Abstract

AbstractA comprehensive statistical analysis is performed to investigate the effects of plasma and neutral density variability on the OI 135.6 nm emission in the nighttime ionosphere. Typical and extreme cases obtained from climatological models are incorporated into a radiative transfer model recently developed by Qin et al. (2015) to systematically quantify the production and loss of the nighttime 135.6 nm emission, as well as to understand their dependence on the ionospheric and thermospheric conditions. It is shown that mutual neutralization can contribute ∼8%–40% of the 135.6 nm emission. Radiative transfer effects due to scattering and absorption reduce the peak brightness measured from a satellite platform in the limb direction by ∼0.3% to 22%. The reduction is more significant for a larger observing zenith angle, typically by ∼45% for lines of sight that go through altitudes below ∼150 km.
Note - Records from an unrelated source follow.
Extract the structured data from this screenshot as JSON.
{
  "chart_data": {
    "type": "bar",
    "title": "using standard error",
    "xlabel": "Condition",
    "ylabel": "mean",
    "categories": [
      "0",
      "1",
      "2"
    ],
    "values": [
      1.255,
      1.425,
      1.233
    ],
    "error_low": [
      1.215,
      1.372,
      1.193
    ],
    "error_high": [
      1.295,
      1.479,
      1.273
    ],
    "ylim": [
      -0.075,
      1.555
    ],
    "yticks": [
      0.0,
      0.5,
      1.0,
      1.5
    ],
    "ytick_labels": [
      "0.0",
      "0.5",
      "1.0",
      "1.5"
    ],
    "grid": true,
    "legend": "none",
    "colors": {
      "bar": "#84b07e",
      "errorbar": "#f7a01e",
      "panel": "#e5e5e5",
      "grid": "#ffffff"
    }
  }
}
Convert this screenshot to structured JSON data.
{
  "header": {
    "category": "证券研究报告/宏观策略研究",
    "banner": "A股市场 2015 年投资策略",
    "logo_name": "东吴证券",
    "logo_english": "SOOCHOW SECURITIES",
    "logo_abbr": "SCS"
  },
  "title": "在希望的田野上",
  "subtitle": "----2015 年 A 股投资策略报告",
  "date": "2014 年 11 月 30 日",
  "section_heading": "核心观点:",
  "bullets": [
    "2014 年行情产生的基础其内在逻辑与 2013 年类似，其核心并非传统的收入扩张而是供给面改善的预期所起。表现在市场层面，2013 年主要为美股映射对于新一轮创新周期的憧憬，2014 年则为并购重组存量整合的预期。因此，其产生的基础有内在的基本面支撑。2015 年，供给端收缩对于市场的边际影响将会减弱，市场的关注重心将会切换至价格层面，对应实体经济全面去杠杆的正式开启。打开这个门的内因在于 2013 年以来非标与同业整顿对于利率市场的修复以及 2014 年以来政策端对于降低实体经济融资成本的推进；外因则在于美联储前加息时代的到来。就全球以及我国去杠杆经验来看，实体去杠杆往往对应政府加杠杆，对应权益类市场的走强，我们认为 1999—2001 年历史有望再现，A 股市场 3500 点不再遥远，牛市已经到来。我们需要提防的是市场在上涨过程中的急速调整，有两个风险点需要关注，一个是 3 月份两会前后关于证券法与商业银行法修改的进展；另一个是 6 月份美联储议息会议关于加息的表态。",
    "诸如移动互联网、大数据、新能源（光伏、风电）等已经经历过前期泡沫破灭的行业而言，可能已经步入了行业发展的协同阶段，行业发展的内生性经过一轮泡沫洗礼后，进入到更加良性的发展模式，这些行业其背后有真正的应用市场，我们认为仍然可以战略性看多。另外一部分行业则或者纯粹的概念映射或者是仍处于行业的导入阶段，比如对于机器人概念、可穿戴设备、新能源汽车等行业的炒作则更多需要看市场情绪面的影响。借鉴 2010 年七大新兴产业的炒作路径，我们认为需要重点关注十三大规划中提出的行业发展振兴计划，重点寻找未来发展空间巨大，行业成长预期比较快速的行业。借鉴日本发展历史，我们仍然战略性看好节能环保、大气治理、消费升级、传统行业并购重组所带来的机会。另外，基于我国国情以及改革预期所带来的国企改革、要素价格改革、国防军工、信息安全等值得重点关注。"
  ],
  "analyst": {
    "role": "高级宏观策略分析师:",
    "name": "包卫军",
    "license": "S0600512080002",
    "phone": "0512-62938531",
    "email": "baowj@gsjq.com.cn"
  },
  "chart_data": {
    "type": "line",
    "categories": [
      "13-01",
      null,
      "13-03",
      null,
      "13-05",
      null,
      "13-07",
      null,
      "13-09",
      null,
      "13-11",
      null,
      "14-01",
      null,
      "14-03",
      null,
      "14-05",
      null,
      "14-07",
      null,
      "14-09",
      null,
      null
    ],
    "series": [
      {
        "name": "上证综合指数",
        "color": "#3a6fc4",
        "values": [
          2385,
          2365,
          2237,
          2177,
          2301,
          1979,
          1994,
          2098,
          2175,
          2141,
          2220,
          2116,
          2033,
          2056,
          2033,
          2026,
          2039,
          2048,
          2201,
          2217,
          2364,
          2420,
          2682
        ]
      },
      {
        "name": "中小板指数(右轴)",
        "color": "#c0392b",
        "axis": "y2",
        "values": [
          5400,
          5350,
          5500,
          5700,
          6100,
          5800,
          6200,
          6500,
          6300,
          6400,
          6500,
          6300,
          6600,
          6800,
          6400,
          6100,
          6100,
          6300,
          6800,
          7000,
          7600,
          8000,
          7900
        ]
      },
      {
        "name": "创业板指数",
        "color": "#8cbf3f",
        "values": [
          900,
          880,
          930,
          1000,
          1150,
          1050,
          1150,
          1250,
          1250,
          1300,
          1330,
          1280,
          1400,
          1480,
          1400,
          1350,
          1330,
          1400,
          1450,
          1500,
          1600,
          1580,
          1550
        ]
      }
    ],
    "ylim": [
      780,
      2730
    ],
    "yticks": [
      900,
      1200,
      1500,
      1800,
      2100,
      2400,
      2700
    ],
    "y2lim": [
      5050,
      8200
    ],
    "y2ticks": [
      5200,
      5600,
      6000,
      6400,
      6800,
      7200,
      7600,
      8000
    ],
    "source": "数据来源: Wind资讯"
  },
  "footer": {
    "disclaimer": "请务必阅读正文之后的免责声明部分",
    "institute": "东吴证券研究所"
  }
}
Furthermore, inversion results show that ignoring radiative transfer effects lead to a maximum ∼12% underestimation of the NmF2, while ignoring mutual neutralization leads to a maximum ∼30% overestimation of the NmF2. In the presence of measurement noise, the estimation accuracy decreases with a decreasing signal‐to‐noise ratio, and the errors introduced by simplified physical models lead to a significant bias in the inversion results.